Toujours est-il que ces dernières années les travaux des historiens ont expliqué comment l’abolition a été une combinaison de facteurs, multiples et complexes, entre révoltes perlées et intensifiées des esclavisé.e.s après la guerre de Saint-Domingue, à partir de 1802, développement des mouvements abolitionnistes fondés sur l’égalité des êtres humains et raisons économiques car le sucre de canne était moralement sale et plus cher que le sucre de betterave ! Il faut le dire encore un peu plus fermement dans les manuels d’histoire et l’enseigner ainsi aux élèves des écoles car les vieilles visions persistent. Il demeure, c’est plus le schœlchérisme et ses développements politiques ultérieurs complexes, locaux et nationaux, qui offensent les porteurs de l’histoire de la Martinique. Déconstruire ces enchevêtrements de pouvoir, et imposer aussi une reconnaissance nationale et partagée de l’histoire de l’esclavage et du post-esclavage, voilà les véritables combats qui sont à mener.

Dans le journal en ligne du CNRS daté du 5 mai 2017, intitulé « Quelles réparations pour l’esclavage », Myriam Cottias faisait déjà une mise au point.

Question : Ce qui étonne le plus, dans nos sociétés contemporaines, c’est que si les esclaves ou leurs descendants n’ont jamais été indemnisés pour les crimes subis, les propriétaires esclavagistes ont, eux, touché des indemnités après l’abolition. C’est difficile à comprendre aujourd’hui !

Réponse de Myriam Cottias : C’est justement ce que dénoncent plusieurs associations d’Afro-Descendants.

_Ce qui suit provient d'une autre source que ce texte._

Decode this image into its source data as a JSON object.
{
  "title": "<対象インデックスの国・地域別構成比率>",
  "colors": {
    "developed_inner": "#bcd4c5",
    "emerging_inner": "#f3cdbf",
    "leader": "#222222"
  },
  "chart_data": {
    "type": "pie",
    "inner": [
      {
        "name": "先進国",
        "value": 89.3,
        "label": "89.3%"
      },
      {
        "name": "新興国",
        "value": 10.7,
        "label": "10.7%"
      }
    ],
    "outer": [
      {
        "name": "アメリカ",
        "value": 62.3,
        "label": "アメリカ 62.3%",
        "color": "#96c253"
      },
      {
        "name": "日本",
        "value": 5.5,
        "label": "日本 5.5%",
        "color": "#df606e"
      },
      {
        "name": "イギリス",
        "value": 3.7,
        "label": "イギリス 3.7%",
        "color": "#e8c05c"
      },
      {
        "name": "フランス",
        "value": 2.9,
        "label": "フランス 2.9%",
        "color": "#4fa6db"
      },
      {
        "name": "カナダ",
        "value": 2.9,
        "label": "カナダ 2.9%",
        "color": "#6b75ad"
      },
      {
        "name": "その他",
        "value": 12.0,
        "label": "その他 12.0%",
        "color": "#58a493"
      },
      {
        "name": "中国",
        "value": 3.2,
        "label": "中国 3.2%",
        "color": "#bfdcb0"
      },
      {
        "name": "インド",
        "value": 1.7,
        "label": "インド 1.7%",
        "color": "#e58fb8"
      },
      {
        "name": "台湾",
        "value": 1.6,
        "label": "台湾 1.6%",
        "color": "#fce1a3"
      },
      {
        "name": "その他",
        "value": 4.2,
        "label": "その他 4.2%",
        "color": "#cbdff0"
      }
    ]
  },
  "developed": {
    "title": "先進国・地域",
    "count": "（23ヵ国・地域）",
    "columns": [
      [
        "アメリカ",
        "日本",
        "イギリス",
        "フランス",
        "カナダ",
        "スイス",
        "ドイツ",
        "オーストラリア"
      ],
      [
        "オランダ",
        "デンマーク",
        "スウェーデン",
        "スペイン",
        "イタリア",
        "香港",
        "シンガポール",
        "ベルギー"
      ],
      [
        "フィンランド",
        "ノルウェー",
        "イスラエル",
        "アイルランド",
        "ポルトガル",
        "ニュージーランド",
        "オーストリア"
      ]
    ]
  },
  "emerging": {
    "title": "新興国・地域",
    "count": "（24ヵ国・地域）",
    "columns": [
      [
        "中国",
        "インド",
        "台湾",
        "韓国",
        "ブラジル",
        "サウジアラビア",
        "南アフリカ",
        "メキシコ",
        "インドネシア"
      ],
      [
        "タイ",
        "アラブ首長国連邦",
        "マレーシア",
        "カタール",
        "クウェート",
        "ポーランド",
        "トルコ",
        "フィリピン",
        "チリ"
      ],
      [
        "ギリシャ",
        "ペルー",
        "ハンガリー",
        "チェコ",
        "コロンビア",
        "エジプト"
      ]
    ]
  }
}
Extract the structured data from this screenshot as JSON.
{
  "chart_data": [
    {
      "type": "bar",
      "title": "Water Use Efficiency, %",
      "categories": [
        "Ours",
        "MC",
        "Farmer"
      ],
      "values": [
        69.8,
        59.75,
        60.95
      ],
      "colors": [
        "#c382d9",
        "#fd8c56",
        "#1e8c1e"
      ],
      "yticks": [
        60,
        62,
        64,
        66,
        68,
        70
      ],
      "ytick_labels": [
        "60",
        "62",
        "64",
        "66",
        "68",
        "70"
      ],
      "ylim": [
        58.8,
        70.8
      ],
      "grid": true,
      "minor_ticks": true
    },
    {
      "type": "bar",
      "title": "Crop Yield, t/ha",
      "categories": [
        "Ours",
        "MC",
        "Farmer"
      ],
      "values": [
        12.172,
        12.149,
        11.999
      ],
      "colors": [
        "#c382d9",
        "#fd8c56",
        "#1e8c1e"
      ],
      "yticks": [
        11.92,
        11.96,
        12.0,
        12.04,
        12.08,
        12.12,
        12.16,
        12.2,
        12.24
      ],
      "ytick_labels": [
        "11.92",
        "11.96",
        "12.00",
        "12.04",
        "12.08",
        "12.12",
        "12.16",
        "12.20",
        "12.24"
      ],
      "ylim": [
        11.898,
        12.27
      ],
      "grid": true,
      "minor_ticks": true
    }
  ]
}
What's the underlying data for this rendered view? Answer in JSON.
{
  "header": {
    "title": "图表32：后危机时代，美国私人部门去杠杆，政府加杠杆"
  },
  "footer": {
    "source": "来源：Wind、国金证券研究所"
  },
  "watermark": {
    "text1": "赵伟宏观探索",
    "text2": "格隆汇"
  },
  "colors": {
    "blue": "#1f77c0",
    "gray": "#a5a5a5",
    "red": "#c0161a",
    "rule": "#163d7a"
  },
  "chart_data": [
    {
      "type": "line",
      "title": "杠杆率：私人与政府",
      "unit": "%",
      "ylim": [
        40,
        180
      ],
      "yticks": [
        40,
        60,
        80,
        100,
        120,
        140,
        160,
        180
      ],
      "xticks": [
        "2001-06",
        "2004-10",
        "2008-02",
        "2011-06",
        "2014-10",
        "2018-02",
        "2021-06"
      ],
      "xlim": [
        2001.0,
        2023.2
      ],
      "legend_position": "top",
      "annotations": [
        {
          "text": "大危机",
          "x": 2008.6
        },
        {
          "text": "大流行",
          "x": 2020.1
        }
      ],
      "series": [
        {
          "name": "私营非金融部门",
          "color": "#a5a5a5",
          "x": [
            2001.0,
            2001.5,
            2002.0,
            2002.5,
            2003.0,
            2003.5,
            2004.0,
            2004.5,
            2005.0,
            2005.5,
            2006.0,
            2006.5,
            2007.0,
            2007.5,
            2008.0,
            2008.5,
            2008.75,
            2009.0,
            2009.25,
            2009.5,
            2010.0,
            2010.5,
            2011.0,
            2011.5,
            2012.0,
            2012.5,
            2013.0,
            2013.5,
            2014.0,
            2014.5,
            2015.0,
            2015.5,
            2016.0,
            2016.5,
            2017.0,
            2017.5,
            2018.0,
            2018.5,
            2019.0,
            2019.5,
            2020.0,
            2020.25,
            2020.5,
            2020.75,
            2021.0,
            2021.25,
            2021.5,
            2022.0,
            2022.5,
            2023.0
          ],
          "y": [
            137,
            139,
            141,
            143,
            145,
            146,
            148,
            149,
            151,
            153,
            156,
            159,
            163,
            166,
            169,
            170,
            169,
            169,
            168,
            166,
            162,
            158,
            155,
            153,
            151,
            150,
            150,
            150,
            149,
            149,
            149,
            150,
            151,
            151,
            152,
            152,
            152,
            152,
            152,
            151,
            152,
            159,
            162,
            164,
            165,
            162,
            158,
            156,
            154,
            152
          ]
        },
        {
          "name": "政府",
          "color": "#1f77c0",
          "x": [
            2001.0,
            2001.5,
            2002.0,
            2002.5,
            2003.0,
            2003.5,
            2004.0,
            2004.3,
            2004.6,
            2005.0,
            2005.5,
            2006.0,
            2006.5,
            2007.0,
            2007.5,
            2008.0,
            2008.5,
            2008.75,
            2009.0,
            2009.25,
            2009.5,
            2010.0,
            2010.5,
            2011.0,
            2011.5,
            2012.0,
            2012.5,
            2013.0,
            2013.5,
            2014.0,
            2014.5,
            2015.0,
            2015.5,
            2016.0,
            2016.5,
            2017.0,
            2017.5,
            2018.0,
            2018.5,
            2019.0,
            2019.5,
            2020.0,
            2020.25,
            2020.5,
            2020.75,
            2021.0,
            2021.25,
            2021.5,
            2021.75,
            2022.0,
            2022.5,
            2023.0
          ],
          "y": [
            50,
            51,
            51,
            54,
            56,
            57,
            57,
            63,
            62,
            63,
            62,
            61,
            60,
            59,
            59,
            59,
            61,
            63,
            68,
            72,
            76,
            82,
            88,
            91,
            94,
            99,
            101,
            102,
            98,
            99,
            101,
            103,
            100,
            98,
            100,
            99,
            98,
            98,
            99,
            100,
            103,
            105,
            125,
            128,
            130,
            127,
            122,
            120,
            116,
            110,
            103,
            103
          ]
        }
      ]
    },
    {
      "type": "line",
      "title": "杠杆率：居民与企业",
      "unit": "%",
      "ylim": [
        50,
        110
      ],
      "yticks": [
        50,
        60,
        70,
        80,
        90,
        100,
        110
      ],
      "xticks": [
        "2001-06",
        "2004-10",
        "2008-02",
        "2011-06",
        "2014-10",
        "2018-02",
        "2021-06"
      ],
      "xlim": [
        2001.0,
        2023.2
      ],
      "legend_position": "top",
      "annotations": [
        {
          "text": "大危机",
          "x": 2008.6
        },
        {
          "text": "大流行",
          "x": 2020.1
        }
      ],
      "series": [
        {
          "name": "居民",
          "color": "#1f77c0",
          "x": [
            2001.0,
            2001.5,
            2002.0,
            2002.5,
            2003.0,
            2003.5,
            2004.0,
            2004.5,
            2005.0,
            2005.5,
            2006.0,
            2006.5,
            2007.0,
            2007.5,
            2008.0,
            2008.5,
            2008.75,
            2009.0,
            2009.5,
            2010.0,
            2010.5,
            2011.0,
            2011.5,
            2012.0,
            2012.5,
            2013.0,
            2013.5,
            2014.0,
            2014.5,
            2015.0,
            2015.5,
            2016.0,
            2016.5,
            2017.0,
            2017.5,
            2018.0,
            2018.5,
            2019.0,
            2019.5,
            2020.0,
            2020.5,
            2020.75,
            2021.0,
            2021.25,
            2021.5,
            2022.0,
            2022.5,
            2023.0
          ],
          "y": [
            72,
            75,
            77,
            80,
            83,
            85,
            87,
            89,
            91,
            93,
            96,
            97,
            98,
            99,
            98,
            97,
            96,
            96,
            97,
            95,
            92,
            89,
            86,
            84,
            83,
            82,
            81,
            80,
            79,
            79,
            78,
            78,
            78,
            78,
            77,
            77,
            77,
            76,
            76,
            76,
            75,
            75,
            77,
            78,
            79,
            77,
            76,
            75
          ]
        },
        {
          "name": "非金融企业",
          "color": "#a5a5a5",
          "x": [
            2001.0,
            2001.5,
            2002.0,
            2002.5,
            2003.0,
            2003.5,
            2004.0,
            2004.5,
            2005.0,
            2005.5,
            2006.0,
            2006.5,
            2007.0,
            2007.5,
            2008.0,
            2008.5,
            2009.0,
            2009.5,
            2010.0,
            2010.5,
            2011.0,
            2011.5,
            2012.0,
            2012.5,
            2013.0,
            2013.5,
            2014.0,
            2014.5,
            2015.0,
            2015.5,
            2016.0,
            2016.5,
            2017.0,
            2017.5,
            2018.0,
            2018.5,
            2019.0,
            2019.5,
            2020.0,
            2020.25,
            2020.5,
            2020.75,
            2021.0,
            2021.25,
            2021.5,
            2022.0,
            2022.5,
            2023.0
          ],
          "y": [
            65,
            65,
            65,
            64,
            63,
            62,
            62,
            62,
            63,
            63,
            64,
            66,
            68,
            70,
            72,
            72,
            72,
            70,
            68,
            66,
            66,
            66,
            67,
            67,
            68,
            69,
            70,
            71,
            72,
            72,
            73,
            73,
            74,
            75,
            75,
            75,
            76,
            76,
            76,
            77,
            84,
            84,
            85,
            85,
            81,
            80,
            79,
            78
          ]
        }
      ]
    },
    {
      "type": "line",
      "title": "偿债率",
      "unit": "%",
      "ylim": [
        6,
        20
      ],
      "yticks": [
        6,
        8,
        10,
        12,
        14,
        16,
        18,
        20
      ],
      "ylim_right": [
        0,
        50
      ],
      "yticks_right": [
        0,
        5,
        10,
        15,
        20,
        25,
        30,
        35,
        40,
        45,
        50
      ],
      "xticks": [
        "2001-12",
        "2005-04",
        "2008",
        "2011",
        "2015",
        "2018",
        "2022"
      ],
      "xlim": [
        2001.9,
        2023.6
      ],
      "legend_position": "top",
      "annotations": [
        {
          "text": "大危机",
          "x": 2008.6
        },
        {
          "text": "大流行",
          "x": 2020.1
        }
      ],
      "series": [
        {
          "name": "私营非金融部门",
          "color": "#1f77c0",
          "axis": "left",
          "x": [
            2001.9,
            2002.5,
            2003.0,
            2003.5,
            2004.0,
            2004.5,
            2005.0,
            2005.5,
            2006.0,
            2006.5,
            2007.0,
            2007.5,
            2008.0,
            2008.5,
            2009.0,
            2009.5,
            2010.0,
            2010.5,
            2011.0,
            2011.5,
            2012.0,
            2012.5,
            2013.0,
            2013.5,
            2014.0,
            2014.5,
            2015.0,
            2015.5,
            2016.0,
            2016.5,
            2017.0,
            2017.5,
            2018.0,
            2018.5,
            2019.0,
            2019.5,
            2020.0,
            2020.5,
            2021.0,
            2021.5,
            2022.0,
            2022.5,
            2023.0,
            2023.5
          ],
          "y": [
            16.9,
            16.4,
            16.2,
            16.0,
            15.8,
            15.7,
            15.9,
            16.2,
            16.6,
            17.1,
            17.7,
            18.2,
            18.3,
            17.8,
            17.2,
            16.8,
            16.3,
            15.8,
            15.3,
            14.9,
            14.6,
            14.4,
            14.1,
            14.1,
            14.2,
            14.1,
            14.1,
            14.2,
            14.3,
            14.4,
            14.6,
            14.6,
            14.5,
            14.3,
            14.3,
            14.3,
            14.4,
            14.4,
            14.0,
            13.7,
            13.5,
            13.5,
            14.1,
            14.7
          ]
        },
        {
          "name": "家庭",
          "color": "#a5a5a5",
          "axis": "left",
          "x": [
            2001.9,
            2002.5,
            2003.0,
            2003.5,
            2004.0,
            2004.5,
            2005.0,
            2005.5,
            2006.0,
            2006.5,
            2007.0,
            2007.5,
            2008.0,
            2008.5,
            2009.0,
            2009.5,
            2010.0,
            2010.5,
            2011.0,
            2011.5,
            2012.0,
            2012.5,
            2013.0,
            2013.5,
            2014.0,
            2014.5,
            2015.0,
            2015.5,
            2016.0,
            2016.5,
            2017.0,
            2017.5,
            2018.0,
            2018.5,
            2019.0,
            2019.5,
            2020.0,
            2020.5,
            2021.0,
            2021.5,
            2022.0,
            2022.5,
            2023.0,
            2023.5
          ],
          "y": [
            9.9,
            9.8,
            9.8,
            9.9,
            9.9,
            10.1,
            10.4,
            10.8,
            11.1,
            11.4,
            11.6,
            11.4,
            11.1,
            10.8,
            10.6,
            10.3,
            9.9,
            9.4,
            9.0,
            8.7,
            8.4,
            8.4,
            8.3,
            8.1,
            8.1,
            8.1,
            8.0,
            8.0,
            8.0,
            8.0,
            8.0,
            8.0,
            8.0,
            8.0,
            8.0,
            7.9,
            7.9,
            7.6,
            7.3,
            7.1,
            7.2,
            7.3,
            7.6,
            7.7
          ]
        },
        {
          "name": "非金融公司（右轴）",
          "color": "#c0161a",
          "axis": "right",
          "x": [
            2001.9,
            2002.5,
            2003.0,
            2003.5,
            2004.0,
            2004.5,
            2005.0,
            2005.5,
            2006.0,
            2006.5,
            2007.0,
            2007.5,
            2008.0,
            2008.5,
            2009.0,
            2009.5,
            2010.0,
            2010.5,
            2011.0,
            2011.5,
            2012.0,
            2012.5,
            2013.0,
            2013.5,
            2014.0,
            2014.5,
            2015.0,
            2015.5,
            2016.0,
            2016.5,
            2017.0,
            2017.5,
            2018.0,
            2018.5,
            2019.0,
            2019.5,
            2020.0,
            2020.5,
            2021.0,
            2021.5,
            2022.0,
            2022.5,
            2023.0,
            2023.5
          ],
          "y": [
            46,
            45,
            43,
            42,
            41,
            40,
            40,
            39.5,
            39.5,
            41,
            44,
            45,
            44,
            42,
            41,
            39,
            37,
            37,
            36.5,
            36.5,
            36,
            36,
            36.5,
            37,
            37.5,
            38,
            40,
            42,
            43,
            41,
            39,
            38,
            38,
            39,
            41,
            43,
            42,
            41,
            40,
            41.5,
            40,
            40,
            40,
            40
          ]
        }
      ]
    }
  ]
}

Après l’abolition, en 1848, des indemnités ont été versées aux propriétaires d’esclaves des Antilles, de Maurice et de la Réunion, du Sénégal et de Nocibé à Madagascar, afin de compenser les pertes économiques que la fin de l’esclavage entraînait pour eux. Victor Schoelcher, le père de l’abolition, n’y était pas favorable et avait, lui, imaginé un système où les « esclavisés » seraient indemnisés… Mais il s’est rangé au parti de l’efficacité : les propriétaires esclavagistes étaient influents et avaient un vrai pouvoir de nuisance. Il a choisi de leur donner satisfaction, pour que l’abolition soit effective au plus vite.

Aimé Césaire, lui, dans « Esclavage et colonisation » (pages 45-46), rapporte ces paroles  de Schœlcher:

« Dans le régime de l’esclavage, il y a le maître qui possède et l’esclave qui est possédé, et si la France doit une indemnité pour cet état social qu’elle a toléré et qu’elle supprime, elle la doit bien sans doute à ceux qui en ont souffert autant qu’à ceux qui en ont profité. Le dédommagement ne peut être donné à la propriété exclusivement ; il doit être assuré à la colonie tout entière, afin de tourner en même temps au profit et du propriétaire et du travailleur ».

Mais il savait que ce ne serait pas possible… et que l’Assemblée en déciderait autrement !

(Esclavage et colonisation, Presses universitaires de France, Paris, 1948, réédition : Victor Schœlcher et l’abolition de l’esclavage, Éditions Le Capucin, Lectoure, 2004)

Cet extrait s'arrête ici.